Monday 3 September 2012

User running commands with SUDO fails with sudo: must be setuid root

Issue
User running commands with SUDO fails with sudo: must be setuid root .
Example:
200013630@trstlprnbumst01 ~]$ sudo ls  sudo: must be setuid root.
Solution
  1. Checked the permissions:
    [200013630@trstlprnbumst01 ~]$ ls -l /usr/bin/sudo  ---s--x--x 2 root root 150832 Jan  6  2009 /usr/bin/sudo  [200013630@trstlprnbumst01 ~]$ls -ld /usr  drwxr-xr-x 14 root root 4096 Apr  2 15:30 /usr  
    Permissions looks perfect.
  2. Checked the /etc/suoders file.
    ## Allows people in group wheel to run all commands  %wheel  ALL=(ALL)       ALL  200013630 ALL=(ALL)     ALL  
    Everything looked fine.
  3. Checked the /etc/fstab file.
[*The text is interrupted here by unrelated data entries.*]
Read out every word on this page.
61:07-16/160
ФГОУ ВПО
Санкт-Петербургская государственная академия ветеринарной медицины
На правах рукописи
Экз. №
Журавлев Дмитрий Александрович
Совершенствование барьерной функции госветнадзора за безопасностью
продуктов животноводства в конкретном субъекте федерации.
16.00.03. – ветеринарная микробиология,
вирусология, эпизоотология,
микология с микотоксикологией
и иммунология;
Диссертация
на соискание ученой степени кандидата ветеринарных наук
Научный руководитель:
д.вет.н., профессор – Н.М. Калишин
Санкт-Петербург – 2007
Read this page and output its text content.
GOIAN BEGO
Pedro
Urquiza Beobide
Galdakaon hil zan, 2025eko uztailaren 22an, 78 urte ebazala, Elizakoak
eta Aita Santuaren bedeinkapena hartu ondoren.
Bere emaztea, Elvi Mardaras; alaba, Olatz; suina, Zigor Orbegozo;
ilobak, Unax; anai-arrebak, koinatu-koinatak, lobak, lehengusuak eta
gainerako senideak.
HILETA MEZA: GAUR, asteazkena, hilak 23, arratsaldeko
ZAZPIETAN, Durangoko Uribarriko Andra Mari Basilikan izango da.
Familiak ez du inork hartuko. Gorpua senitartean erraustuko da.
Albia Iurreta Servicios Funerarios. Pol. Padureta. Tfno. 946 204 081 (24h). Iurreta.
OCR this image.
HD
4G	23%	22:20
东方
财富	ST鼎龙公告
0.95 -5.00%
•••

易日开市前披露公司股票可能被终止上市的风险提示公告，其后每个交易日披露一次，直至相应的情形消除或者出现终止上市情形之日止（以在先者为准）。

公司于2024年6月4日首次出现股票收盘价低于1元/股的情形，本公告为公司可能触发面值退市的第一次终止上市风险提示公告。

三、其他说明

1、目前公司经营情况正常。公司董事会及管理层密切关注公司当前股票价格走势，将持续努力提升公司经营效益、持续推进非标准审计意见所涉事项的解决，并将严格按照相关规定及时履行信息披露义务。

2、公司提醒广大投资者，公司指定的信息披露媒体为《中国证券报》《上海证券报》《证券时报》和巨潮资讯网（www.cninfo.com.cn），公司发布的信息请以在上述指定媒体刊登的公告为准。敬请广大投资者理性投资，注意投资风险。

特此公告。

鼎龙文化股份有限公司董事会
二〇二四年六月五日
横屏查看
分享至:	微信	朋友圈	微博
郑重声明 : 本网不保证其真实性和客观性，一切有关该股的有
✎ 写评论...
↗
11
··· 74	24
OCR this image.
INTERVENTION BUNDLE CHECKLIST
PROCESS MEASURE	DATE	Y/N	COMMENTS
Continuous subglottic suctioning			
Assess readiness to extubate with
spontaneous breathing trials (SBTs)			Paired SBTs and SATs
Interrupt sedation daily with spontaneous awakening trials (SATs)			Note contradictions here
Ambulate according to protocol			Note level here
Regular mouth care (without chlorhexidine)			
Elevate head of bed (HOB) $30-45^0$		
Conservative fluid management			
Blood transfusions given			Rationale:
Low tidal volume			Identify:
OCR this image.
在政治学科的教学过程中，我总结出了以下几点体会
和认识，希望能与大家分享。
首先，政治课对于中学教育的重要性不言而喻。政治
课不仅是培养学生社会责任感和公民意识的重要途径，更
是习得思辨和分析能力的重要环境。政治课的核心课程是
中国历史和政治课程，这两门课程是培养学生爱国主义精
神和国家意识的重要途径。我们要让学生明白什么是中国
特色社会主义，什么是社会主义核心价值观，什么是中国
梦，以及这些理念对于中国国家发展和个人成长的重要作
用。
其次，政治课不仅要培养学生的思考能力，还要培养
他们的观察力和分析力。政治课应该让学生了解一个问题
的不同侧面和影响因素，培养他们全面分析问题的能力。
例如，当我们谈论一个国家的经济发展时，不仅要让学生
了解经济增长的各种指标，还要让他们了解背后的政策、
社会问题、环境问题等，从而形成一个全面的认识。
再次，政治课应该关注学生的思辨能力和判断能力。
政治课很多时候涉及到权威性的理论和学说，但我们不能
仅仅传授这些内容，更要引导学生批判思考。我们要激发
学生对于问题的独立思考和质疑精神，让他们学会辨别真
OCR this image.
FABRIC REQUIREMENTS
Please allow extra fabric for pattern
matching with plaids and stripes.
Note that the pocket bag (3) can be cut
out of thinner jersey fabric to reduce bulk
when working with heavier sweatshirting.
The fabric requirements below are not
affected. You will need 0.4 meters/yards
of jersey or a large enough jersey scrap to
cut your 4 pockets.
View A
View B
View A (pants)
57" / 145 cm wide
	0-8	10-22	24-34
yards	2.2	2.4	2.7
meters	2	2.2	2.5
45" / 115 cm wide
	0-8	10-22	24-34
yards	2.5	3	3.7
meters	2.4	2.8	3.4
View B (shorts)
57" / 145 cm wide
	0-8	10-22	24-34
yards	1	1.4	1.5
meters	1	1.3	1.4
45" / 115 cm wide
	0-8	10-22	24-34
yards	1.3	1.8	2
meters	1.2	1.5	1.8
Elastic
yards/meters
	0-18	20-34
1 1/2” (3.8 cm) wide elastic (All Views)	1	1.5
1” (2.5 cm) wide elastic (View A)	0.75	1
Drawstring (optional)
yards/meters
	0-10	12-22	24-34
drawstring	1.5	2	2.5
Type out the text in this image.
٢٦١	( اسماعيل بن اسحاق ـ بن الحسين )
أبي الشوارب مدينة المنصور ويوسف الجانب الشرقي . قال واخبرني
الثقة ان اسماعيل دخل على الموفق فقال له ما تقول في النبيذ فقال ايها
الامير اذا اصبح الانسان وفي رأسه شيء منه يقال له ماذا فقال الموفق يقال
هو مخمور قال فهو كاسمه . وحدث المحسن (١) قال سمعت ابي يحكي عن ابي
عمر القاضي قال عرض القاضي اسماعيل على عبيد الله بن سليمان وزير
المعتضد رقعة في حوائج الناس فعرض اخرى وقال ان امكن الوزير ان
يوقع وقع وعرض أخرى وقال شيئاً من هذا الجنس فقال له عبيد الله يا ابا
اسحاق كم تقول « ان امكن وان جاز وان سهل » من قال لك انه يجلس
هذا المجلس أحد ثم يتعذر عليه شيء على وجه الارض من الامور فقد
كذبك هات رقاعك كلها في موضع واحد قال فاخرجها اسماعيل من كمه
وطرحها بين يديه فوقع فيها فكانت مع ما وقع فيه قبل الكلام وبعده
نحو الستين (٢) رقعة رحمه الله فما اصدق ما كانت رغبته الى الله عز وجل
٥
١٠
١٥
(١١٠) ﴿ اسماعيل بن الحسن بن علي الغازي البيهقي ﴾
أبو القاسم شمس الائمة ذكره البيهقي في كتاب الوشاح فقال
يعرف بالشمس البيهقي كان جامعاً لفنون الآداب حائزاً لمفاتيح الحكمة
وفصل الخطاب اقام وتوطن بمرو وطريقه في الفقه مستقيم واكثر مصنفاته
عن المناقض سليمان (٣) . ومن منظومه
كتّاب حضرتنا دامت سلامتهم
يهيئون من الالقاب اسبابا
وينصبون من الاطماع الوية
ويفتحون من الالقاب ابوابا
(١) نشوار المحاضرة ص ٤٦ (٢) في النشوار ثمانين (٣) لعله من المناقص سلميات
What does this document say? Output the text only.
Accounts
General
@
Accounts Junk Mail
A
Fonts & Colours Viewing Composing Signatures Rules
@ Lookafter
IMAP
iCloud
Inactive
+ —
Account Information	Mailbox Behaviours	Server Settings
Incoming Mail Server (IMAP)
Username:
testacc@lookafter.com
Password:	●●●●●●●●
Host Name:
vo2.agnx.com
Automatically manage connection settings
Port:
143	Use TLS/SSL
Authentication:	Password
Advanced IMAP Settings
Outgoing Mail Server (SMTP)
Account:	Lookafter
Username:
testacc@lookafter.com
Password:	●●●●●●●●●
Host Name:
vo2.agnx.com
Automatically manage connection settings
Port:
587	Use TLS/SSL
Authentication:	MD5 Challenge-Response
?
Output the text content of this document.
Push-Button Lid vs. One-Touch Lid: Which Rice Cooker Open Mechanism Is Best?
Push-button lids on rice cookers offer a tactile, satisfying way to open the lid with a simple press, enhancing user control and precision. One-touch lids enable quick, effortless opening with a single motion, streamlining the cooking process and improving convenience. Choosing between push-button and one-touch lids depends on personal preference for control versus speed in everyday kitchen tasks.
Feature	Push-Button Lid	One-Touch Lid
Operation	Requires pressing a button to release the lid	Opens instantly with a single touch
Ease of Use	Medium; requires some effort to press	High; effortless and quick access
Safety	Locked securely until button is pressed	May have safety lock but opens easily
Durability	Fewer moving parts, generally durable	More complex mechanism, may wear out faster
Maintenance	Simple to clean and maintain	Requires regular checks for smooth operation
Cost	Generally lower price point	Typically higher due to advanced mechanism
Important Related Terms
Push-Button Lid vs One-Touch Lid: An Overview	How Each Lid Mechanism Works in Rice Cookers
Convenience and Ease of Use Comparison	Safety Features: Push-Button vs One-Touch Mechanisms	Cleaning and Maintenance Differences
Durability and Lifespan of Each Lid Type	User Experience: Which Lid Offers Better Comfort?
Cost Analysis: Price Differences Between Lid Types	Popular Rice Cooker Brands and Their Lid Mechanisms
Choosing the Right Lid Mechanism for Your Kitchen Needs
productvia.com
Found nosuid options enabled for mount points.
    Example:
    /dev/VolGroup00/lvHome /home   ext3,nodev,nosuid    defaults  1 2
    nosuid disables set-user-identifier or set-group-identifier bits. This prevents remote users from gaining higher privileges by running a setuid program.
Removing nosuid option fixed the problem.